Informée de l’installation dans le logement de personnes, la SA CDC HABITAT SOCIAL a déposé plainte le 10 novembre 2023.
Par acte de commissaire de justice en date du 8 février 2024, la SA CDC HABITAT SOCIAL a fait assigner Monsieur [F] [X] et Madame [J] [Y] devant le juge des contentieux de la protection du tribunal judiciaire de Bobigny siégeant au tribunal de proximité de Saint-Denis, statuant en référé, aux fins de voir :
— constater que Monsieur [F] [X] et Madame [J] [Y] sont occupants sans droit ni titre et en conséquence, ordonner, à défaut de départ volontaire, l’expulsion immédiate, ainsi que celle de tous occupants de leur chef, si nécessaire avec l’aide de la force publique,
— supprimer le délai de l’article L.412-1 du code des procédures civiles d’exécution,
— dire que le sort des meubles sera réglé par les dispositions du code des procédures civiles d’exécution,
— condamner in solidum Monsieur [F] [X] et Madame [J] [Y] au paiement d’une indemnité provisionnelle mensuelle d’occupation égale au montant du loyer normalement pratiqué pour ce type de logement à compter du 10 novembre 2023,
— condamner in solidum Monsieur [F] [X] et Madame [J] [Y] au paiement d’une somme de 1 000 euros au titre de l’article 700 du code de procédure civile, et aux dépens.
Au soutien de ses demandes, la SA CDC HABITAT SOCIAL fait valoir que l’occupation par Monsieur [F] [X] et Madame [J] [Y] de son logement est constitutive d’une voie de fait qui lui cause un préjudice matériel et financier important tenant à l’impossibilité de louer le bien.
A l’audience du 25 mars 2024 à laquelle l’affaire a été appelée, la SA CDC HABITAT SOCIAL, représentée par son conseil, a sollicité le bénéfice de son acte introductif d’instance.
Bien que régulièrement assignés à l’étude du commissaire de justice, Monsieur [F] [X] et Madame [J] [Y] n’ont pas comparu et ne se sont pas fait représenter. Il sera par conséquent statué par décision réputée contradictoire.
Conformément à l’article 455 du code de procédure civile, pour un plus ample exposé des prétentions et moyens des parties, il est renvoyé aux écritures déposées et développées oralement à l’audience.
La décision a été mise en délibéré par mise à disposition au greffe au 6 mai 2024.
MOTIFS DE LA DECISION
Aux termes de l’article 472 du code de procédure civile, si le défendeur ne comparaît pas, il est néanmoins statué sur le fond. Le juge ne fait droit à la demande que dans la mesure où il l’estime régulière, recevable et bien fondée.
Sur la demande d’expulsion en raison de l’occupation illicite du logement
En application de l’article 835 alinéa 1er du code de procédure civile, le juge des contentieux de la protection, dans les limites de sa compétence, peut toujours, même en présence d’une contestation sérieuse, prescrire en référé les mesures conservatoires ou de remise en état qui s’imposent, soit pour prévenir un dommage imminent, soit pour faire cesser un trouble manifestement illicite.

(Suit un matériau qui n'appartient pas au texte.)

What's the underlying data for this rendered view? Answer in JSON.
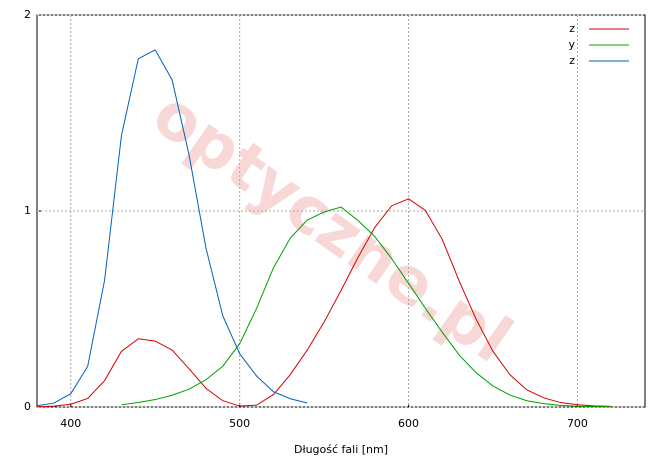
{
  "chart_data": {
    "type": "line",
    "watermark": "optyczne.pl",
    "x_label": "Długość fali [nm]",
    "x": [
      380,
      390,
      400,
      410,
      420,
      430,
      440,
      450,
      460,
      470,
      480,
      490,
      500,
      510,
      520,
      530,
      540,
      550,
      560,
      570,
      580,
      590,
      600,
      610,
      620,
      630,
      640,
      650,
      660,
      670,
      680,
      690,
      700,
      710,
      720
    ],
    "series": [
      {
        "name": "z",
        "color": "#d40000",
        "values": [
          0.0014,
          0.0042,
          0.0143,
          0.0435,
          0.1344,
          0.2839,
          0.3483,
          0.3362,
          0.2908,
          0.1954,
          0.0956,
          0.032,
          0.0049,
          0.0093,
          0.0633,
          0.1655,
          0.2904,
          0.4334,
          0.5945,
          0.7621,
          0.9163,
          1.0263,
          1.0622,
          1.0026,
          0.8544,
          0.6424,
          0.4479,
          0.2835,
          0.1649,
          0.0874,
          0.0468,
          0.0227,
          0.0114,
          0.0058,
          0.0029
        ]
      },
      {
        "name": "y",
        "color": "#00a000",
        "values": [
          null,
          null,
          null,
          null,
          null,
          0.0116,
          0.023,
          0.038,
          0.06,
          0.091,
          0.139,
          0.208,
          0.323,
          0.503,
          0.71,
          0.862,
          0.954,
          0.995,
          1.02,
          0.952,
          0.87,
          0.757,
          0.631,
          0.503,
          0.381,
          0.265,
          0.175,
          0.107,
          0.061,
          0.032,
          0.017,
          0.0082,
          0.0041,
          0.0021,
          0.001
        ]
      },
      {
        "name": "z",
        "color": "#0060c0",
        "values": [
          0.0065,
          0.0201,
          0.0679,
          0.2074,
          0.6456,
          1.3856,
          1.7771,
          1.8221,
          1.6692,
          1.2876,
          0.813,
          0.4652,
          0.272,
          0.1582,
          0.0782,
          0.0422,
          0.0203,
          null,
          null,
          null,
          null,
          null,
          null,
          null,
          null,
          null,
          null,
          null,
          null,
          null,
          null,
          null,
          null,
          null,
          null
        ]
      }
    ],
    "xlim": [
      380,
      740
    ],
    "ylim": [
      0,
      2
    ],
    "xticks": [
      400,
      500,
      600,
      700
    ],
    "yticks": [
      0,
      1,
      2
    ],
    "grid": true,
    "legend": "top-right"
  }
}
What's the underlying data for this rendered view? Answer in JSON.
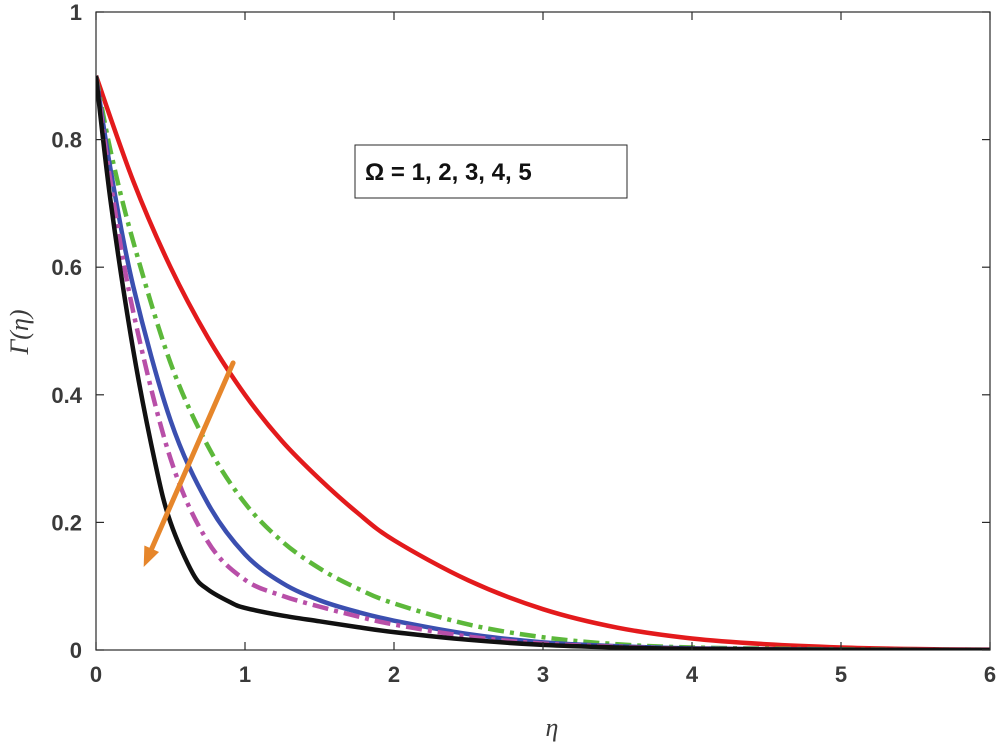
{
  "chart_data": {
    "type": "line",
    "xlabel": "η",
    "ylabel": "Γ(η)",
    "xlim": [
      0,
      6
    ],
    "ylim": [
      0,
      1
    ],
    "x_ticks": [
      "0",
      "1",
      "2",
      "3",
      "4",
      "5",
      "6"
    ],
    "y_ticks": [
      "0",
      "0.2",
      "0.4",
      "0.6",
      "0.8",
      "1"
    ],
    "grid": false,
    "annotation": "Ω = 1, 2, 3, 4, 5",
    "trend_arrow_color": "#e6862b",
    "series": [
      {
        "color": "#e31a1c",
        "dash": "solid",
        "x": [
          0,
          0.25,
          0.5,
          0.75,
          1,
          1.25,
          1.5,
          1.75,
          2,
          2.5,
          3,
          3.5,
          4,
          4.5,
          5,
          5.5,
          6
        ],
        "y": [
          0.9,
          0.735,
          0.6,
          0.49,
          0.4,
          0.327,
          0.268,
          0.216,
          0.172,
          0.109,
          0.064,
          0.035,
          0.018,
          0.009,
          0.004,
          0.0015,
          0.0005
        ]
      },
      {
        "color": "#5cb83a",
        "dash": "dashdot",
        "x": [
          0,
          0.1,
          0.25,
          0.5,
          0.75,
          1,
          1.25,
          1.5,
          1.75,
          2,
          2.5,
          3,
          3.5,
          4,
          5,
          6
        ],
        "y": [
          0.9,
          0.78,
          0.64,
          0.45,
          0.32,
          0.23,
          0.17,
          0.128,
          0.097,
          0.073,
          0.04,
          0.02,
          0.009,
          0.004,
          0.001,
          0.0002
        ]
      },
      {
        "color": "#3b4fb0",
        "dash": "solid",
        "x": [
          0,
          0.1,
          0.25,
          0.5,
          0.75,
          1,
          1.25,
          1.5,
          1.75,
          2,
          2.5,
          3,
          3.5,
          4,
          5,
          6
        ],
        "y": [
          0.9,
          0.75,
          0.57,
          0.36,
          0.23,
          0.15,
          0.105,
          0.078,
          0.06,
          0.046,
          0.025,
          0.012,
          0.006,
          0.0025,
          0.0005,
          0.0001
        ]
      },
      {
        "color": "#b84fa8",
        "dash": "dashdot",
        "x": [
          0,
          0.1,
          0.25,
          0.5,
          0.75,
          1,
          1.25,
          1.5,
          1.75,
          2,
          2.5,
          3,
          3.5,
          4,
          5,
          6
        ],
        "y": [
          0.9,
          0.73,
          0.53,
          0.3,
          0.17,
          0.11,
          0.085,
          0.068,
          0.053,
          0.04,
          0.021,
          0.01,
          0.005,
          0.002,
          0.0004,
          0.0001
        ]
      },
      {
        "color": "#111111",
        "dash": "solid",
        "x": [
          0,
          0.1,
          0.25,
          0.4,
          0.5,
          0.65,
          0.75,
          0.9,
          1,
          1.25,
          1.5,
          1.75,
          2,
          2.5,
          3,
          3.5,
          4,
          5,
          6
        ],
        "y": [
          0.9,
          0.7,
          0.47,
          0.29,
          0.2,
          0.12,
          0.095,
          0.075,
          0.066,
          0.054,
          0.045,
          0.036,
          0.028,
          0.016,
          0.008,
          0.004,
          0.0018,
          0.0004,
          0.0001
        ]
      }
    ],
    "arrow": {
      "from": [
        0.92,
        0.45
      ],
      "to": [
        0.32,
        0.13
      ]
    }
  }
}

Le trouble manifestement illicite est la perturbation résultant d’un fait matériel ou juridique qui, directement ou indirectement, constitue une violation évidente de la règle de droit.
En vertu de l’article 544 du code civil, la propriété est le droit de jouir et disposer des choses de la manière la plus absolue, pourvu qu’on n’en fasse pas un usage prohibé par les lois ou par les règlements. L’occupation sans droit ni titre du bien d’autrui constitue un tel trouble manifestement illicite auquel il appartient au juge des référés de mettre fin.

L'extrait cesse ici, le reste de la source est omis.